The example above matches a single value (still notated as an array), but the @> operator can work with multiple values, like this:

select * from countries where languages @> '{spanish, galician}';

 code | name  |             languages
------+-------+-----------------------------------
 es   | Spain | {spanish,catalan,galician,basque}
(1 row)

In this case both of the values need to be present.

Intersects

The symbol for ”overlap” (or ”intersects”) is &&, it behaves similar to “contains” but instead or matching both, it matches any:

select * from countries where languages && '{spanish, italian}';

 code |    name     |             languages
------+-------------+-----------------------------------
 ch   | Switzerland | {german,french,italian,romansh}
 it   | Italy       | {italian,sardinian,german}
 es   | Spain       | {spanish,catalan,galician,basque}
 py   | Paraguay    | {spanish,guarani}
(4 rows)

Unnesting

“Unnest” an array mean “split every element in its own row”, this is the basis of many interesting operations:

select code, name, unnest(languages) from countries;

 code |    name     |  unnest
------+-------------+-----------
 ch   | Switzerland | german
 ch   | Switzerland | french
 ch   | Switzerland | italian
 ch   | Switzerland | romansh
 it   | Italy       | italian
 it   | Italy       | sardinian
 it   | Italy       | german
 es   | Spain       | spanish
 es   | Spain       | catalan
 es   | Spain       | galician
 es   | Spain       | basque
 py   | Paraguay    | spanish
 py   | Paraguay    | guarani
 be   | Belgium     | dutch
 be   | Belgium     | french
(15 rows)

Combining (with deduplicaiton and sorting)

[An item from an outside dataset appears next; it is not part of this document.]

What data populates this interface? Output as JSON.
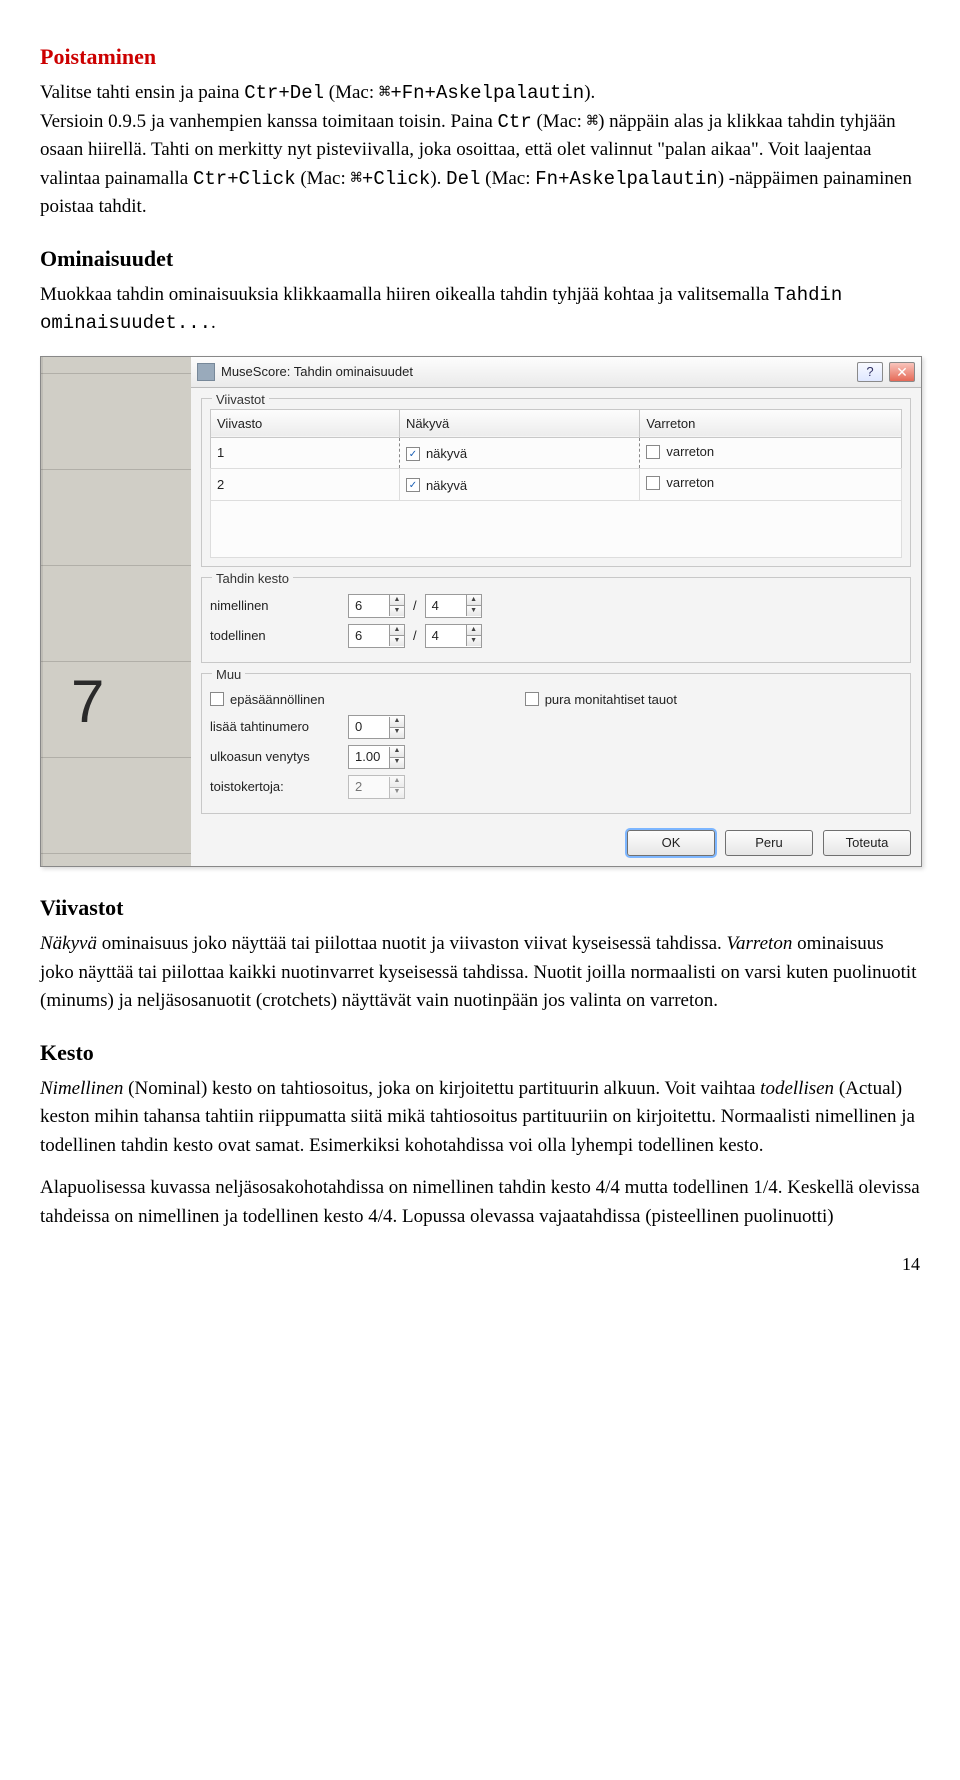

The inverse operation of “unnest” is array_agg(). On the example below, we are unnesting in the inner select, using distinct to remove duplicates and order by to sort; after that we “re-nest” (or “aggregate”) the values back in a single array with array_agg() on the outer select:

select array_agg(lang) as all_languages
from (
    select distinct unnest(languages) as lang
    from countries
    order by lang
);

                                      all_languages
-----------------------------------------------------------------------------------------
 {basque,catalan,dutch,french,galician,german,guarani,italian,romansh,sardinian,spanish}
(1 row)

Grouping by nested values

Unnested arrays behave like in-memory tables, you can apply all other valid SQL operations over it, for example, we can group by language to give us an inverted array containing the countries that match them:

select lang, array_agg(name) as spoken_in
from (
    select name, unnest(languages) as lang
    from countries
)
group by lang order by lang;

   lang    |       spoken_in
-----------+-----------------------
 basque    | {Spain}
 catalan   | {Spain}
 dutch     | {Belgium}
 french    | {Switzerland,Belgium}
 galician  | {Spain}
 german    | {Switzerland,Italy}
 guarani   | {Paraguay}
 italian   | {Switzerland,Italy}
 romansh   | {Switzerland}
 sardinian | {Italy}
 spanish   | {Spain,Paraguay}
(11 rows)

Updating

Adding

You can add elements at the beginning of the array with array_prepend() or at the end with array_append():

update countries
set languages = array_append(languages, 'esperanto')
where code = 'be';

Changes "languages" like this: {dutch, french} ➤ {dutch, french, esperanto}.

Replacing

You can replace a single element by index, like languages[3] = ‘german’, or replace it by value with array_replace(field, from, to), as in:

update countries
set languages = array_replace(languages, 'esperanto', 'german')
where code = 'be';

Changes "languages" like this: {dutch, french, esperanto} ➤ {dutch, french, german}.

Removing

Remove elements with array_remove():

update countries
set languages = array_remove(languages, 'german')
where code = 'be';

Changes "languages" like this: {dutch, french, german} ➤ {dutch, french}.

Going deeper

Please refer to the main Array documentation and the Array Functions and Operators, they both provide more comprehensive explanations and examples, including things I didn’t cover here, like multi-dimension arrays, slices, casting, etc.

If you are looking for other compound data-types, PostgreSQL also provides hstore for simple key-value pairs and JSON for a full hierarchical JSON representation; they are both very useful and deserve their own articles!